Accused Anarchist Can See More of His FBI File

     (CN) — The FBI must release more documents to a man it identified as an anarchist extremist, the D.C. Circuit ruled, finding that an exemption relied on by the agency didn’t apply to all withheld records.
     In 2011, Jeffrey Labow learned that an FBI agent had identified him as an anarchist extremist in its investigation of anarchists protesting against the World Bank and International Monetary Fund who vandalized the Washington, D.C. Four Seasons hotel in 2008.
     Labow filed a Freedom of Information Act, or FOIA, request with the agency, asking for any records about himself.
     The FBI initially denied holding any responsive documents, but after Labow sued, the agency found several hundred pages concerning Labow and released some to him, claiming various exemptions for the rest.
     The D.C. Circuit ruled Friday that the FBI incorrectly relied on FOIA Exemption 3 to withhold information associated with a pen register order, a device for monitoring the phone numbers dialed on a telephone line.
     “We agree with Labow’s reading of the Pen Register Act,” Judge Sri Srinivasan said, writing for the three-judge panel. “Exemption 3 of FOIA, as regards the Pen Register Act, primarily authorizes the government to withhold a responsive pen register order itself, not all information that may be contained in or associated with a pen register order.”

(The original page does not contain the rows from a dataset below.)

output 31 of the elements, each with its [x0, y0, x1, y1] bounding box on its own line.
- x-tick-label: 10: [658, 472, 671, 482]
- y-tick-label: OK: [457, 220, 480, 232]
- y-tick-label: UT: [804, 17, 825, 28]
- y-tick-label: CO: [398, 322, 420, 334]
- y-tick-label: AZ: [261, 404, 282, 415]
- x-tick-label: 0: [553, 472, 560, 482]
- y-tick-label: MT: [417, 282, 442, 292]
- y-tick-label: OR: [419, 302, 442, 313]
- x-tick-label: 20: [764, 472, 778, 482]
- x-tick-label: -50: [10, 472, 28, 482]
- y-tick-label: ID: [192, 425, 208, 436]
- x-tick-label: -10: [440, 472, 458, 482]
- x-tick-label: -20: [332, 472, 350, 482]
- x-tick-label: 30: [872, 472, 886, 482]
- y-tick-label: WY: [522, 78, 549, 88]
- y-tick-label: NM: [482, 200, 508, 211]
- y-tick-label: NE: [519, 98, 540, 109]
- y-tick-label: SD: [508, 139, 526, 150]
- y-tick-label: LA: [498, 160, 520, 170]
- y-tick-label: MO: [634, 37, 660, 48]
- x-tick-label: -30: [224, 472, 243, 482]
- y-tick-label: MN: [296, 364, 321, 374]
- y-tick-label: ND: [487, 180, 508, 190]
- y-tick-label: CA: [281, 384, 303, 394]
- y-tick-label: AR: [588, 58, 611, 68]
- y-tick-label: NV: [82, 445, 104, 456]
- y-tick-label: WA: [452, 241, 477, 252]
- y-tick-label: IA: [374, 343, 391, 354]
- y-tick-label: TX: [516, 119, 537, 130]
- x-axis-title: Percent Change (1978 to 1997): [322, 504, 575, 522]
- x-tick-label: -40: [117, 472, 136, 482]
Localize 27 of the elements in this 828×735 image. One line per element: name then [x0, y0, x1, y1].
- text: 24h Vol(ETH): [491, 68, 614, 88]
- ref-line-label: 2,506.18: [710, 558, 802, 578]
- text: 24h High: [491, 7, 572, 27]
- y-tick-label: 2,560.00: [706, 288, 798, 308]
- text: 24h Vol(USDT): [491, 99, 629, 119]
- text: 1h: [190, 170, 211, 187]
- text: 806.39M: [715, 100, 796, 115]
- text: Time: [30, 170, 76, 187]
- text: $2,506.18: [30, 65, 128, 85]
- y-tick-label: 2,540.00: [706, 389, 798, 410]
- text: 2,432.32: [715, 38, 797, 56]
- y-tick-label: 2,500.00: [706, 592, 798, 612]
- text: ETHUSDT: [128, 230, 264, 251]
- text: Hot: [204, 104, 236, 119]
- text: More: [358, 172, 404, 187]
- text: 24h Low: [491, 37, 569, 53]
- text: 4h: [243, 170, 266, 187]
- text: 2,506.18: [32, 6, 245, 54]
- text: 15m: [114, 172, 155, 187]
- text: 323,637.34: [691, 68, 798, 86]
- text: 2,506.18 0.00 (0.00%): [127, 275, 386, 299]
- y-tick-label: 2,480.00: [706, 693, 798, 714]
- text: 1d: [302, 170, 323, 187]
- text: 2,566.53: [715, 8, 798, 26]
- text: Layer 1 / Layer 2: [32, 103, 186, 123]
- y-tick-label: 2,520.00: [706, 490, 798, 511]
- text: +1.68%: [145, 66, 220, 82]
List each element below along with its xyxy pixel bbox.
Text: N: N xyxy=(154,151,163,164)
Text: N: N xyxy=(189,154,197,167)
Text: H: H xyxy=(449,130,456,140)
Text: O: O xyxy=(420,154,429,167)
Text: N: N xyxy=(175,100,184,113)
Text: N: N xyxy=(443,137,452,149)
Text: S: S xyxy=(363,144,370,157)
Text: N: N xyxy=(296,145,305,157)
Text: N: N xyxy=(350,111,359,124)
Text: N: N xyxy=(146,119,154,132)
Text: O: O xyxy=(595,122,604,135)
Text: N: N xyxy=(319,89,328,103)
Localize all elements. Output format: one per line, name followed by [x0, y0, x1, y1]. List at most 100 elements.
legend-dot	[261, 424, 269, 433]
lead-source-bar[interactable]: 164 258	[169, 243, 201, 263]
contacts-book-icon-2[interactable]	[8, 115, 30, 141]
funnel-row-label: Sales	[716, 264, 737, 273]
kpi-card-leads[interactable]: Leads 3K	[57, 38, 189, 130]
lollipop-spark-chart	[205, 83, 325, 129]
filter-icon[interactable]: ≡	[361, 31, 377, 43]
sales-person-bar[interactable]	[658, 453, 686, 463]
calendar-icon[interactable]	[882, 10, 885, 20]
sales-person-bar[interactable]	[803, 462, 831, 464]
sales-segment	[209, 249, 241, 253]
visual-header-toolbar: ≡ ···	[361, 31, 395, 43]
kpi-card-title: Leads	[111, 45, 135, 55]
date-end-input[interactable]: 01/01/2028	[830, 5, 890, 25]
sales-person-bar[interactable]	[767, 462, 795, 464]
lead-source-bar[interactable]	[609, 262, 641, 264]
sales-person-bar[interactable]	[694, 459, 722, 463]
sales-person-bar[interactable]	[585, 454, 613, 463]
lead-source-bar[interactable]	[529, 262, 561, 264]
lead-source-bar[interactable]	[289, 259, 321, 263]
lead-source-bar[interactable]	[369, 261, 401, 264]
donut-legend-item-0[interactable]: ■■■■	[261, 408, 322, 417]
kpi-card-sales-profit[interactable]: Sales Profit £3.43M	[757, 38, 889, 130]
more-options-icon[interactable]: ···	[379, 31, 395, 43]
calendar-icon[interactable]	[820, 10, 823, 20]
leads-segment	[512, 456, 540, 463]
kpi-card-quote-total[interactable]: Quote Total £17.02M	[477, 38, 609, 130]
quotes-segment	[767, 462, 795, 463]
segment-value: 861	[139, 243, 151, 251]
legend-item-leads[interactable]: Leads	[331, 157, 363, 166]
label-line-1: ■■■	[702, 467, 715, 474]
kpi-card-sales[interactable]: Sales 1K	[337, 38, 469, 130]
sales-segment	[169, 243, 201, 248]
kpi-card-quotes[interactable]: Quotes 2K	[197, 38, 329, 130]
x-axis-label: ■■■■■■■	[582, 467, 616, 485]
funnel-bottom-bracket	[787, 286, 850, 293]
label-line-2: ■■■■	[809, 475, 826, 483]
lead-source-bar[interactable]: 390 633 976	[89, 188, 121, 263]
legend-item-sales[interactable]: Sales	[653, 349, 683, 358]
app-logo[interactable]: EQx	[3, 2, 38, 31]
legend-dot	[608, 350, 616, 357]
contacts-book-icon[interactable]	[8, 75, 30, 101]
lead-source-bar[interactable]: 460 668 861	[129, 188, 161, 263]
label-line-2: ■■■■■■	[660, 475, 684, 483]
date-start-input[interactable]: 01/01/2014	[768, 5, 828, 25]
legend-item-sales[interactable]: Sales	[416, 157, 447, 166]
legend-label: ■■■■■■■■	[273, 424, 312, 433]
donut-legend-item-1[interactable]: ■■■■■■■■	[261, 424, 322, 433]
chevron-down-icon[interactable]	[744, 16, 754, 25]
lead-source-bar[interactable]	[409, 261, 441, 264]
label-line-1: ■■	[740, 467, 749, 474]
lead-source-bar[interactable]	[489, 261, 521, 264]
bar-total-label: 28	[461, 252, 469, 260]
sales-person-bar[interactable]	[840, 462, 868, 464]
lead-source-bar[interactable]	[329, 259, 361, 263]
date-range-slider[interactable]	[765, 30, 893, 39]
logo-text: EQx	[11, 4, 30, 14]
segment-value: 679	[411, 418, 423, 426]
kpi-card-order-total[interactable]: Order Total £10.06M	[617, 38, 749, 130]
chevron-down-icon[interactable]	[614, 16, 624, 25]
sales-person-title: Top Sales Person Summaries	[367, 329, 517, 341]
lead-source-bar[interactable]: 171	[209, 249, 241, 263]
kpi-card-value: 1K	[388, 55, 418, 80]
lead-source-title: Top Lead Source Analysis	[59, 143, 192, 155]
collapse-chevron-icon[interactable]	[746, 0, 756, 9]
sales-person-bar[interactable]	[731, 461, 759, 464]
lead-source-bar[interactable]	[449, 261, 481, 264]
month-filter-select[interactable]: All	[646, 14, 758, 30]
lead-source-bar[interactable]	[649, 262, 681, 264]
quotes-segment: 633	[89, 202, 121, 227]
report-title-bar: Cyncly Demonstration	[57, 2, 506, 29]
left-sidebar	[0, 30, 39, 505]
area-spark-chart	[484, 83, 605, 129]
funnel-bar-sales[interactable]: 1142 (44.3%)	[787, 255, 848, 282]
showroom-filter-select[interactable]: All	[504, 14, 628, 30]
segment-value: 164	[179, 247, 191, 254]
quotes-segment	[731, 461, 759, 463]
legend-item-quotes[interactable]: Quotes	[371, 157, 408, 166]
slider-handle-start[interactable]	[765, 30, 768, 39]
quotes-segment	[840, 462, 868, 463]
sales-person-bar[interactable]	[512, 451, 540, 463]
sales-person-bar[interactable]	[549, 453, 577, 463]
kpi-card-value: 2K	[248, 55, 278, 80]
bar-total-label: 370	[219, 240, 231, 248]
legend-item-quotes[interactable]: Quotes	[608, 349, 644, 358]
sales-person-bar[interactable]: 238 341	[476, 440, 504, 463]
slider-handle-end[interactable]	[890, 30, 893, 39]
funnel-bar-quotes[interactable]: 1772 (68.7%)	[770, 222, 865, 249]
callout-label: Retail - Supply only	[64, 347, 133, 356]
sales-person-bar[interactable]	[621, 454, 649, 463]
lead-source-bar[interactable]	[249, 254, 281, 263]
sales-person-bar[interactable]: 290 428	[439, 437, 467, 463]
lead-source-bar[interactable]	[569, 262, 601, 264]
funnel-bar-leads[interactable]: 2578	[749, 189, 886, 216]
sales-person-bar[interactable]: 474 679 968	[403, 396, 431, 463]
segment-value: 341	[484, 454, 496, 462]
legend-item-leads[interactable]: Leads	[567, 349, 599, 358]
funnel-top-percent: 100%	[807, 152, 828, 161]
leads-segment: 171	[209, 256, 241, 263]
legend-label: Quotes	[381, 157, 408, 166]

     David Hardy, FBI’s chief of records management, testified that the documents withheld from Labow regard the identities of individuals subject to pen registers in this case, but he did not say that the pen register order itself was contained in the responsive documents.
     “If the government withheld information contained exclusively in a pen register order, the information would necessarily fall under the Pen Register Act’s nondisclosure requirements and thus would be shielded under Exemption 3 (assuming the pen register order remains sealed),” Srinivasan wrote. “But if the government withheld information found in other responsive documents on the ground that a pen register order also contained the same information, the potential applicability of the Pen Register Statute (and hence of Exemption 3) would be far less clear.” (Parentheses in original.)
     However, the panel affirmed the FBI’s withholding of documents based on Exemption 7(d), which protects records that could reasonably be expected to disclose the identity of a confidential source.
     “Although Labow correctly observes that the withholdings at issue are contained in a document predating the incident at the Four Seasons, Hardy’s explanation of the risks of informing on anarchist groups spoke to the potential dangers posed by anarchist extremists in general, not solely by the particular individuals who planned the Four Seasons attack,” Srinivasan said. “And while Labow argues that Hardy’s explanations are too general and conclusory, we have credited the FBI’s assessment of risks faced by informants even if described in relatively broad strokes.”